Santo Agostinho, defendia a busca de explicações racionais que justificassem as crenças. Para ele, o homem não teria autonomia para alcançar a própria salvação espiritual.
Contudo, as transformações experimentadas com a Baixa Idade Média viriam a promover uma interessante revisão da teologia agostiniana. A chamada filosofia escolástica apareceria com o intuito de promover a harmonização entre os campos da fé e da razão. Entre seus principais representantes estava São Tomás de Aquino.
São Tomás, acreditava que nem todas as coisas a serem desvendadas no mundo dependiam única e exclusivamente da ação divina. Dessa maneira, o homem teria papel ativo na produção de conhecimento.
O poder político na igreja do Brasil de Hoje
O Brasil é um Estado Laico desde 1924, isso é, um Estado sem religião oficial, sendo livre a escolha de seus cidadãos. O termo laico remete-nos, à idéia de neutralidade, indiferença.O problema é que ultimamente a religião tem interferido na política e em outras áreas de uma forma assustadora. Recentemente o juiz de Goiás Jeronymo Pedro Villas Boas anulou uma união estável entre pessoas do mesmo sexo e disse que “agiu em nome de deus”. Outro caso que chama a atenção, é um projeto de Lei criado pelo prefeito do estado do Rio de Janeiro, Eduardo Paes, o qual torna o ensino religioso obrigatório em escolas municipais, o que poderia fazer com que alunos de religiões minoritárias fossem discriminados, já que possivelmente só iriam ministrar aulas de cristianismo.
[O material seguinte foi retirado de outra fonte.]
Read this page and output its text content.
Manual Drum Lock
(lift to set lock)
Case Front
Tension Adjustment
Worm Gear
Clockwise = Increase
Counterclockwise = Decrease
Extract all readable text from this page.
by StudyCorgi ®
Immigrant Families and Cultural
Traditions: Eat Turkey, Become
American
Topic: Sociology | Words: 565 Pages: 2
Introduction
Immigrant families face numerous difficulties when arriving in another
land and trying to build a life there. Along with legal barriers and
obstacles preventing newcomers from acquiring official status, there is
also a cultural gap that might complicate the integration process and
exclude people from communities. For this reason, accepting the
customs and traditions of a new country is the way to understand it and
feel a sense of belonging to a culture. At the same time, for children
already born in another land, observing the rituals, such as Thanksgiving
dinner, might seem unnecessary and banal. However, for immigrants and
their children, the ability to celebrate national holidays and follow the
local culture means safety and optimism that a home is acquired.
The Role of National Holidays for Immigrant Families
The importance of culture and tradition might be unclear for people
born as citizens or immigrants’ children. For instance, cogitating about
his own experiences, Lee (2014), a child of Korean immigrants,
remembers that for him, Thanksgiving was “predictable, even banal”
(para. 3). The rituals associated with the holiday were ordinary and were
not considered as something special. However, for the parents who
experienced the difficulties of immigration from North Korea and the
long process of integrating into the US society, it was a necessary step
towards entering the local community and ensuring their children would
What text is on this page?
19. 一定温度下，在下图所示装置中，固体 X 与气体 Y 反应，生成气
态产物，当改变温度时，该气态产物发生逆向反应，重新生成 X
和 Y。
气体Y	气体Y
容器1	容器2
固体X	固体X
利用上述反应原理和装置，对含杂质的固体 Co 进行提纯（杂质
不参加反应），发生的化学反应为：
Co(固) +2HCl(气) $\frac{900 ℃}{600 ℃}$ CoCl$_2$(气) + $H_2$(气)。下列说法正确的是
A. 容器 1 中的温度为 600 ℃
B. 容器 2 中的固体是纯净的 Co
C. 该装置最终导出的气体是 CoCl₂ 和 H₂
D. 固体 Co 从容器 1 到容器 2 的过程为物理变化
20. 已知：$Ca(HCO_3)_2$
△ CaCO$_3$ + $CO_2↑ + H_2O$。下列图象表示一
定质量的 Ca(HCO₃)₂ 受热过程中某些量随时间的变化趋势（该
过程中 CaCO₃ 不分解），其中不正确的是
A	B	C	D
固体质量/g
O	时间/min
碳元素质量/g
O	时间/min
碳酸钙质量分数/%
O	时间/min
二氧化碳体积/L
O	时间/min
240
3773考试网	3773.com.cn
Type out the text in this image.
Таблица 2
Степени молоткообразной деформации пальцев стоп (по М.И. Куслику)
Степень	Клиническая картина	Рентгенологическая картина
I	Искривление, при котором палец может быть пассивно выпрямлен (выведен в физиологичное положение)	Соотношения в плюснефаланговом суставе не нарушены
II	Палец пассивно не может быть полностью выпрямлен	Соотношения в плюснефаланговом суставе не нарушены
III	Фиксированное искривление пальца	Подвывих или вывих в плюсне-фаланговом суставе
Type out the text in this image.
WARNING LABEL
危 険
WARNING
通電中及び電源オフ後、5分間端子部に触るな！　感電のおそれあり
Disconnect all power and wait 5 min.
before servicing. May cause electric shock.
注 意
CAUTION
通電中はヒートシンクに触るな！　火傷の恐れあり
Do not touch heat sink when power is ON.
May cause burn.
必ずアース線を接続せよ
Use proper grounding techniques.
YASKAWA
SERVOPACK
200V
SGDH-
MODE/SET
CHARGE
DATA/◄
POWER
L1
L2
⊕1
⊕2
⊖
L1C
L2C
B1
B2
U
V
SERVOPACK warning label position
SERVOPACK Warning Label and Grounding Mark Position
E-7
Segundo o engenheiro paulista Daniel Sottomaior, presidente da Associação Brasileira de Ateus e Agnósticos (Atea) é mais direto – para ele, o governo não tem respeitado sua própria laicidade. “Certos grupos recebem privilégios claros, como isenção de impostos para igrejas – e só para algumas religiões, pois várias não são oficialmente reconhecidas”, explica. No seu ver, o Estado sem perceber discrimina quem não é cristão. “E não é uma coisa sutil, temos uma frase religiosa e monoteísta nas cédulas de dinheiro, para que ninguém esqueça que este é um país cristão”, critica, referindo-se à frase “Deus seja louvado” nas cédulas do Real – o que estaria implicitamente excluindo ateus, agnósticos e politeístas. Além disso, afirma, os agentes públicos não estão preparados para lidar com abusos e discriminação por credo. Mesma visão defendida pelo o assessor de comunicação da Diocese de Joinville, padre Ivanor Macieski “No caso de símbolos religiosos nas escolas e órgão públicos, eu sou do ponto de vista de que ou se colocam todos, ou não se coloca nenhum”, afirma o religioso, ressaltando que representar apenas uma fé exclui aqueles que não pertencem a ela.
Discussões sobre aborto, liberdade religiosa, união civil entre pessoas do mesmo sexo, descriminalização da maconha e etc deveriam, dentro desse contexto de laicidade, ser discutidos sem a argumentação embasada em escrituras religiosas.
Marcha do Estado laico, esse movimento vem ocorrendo por todo Brasil.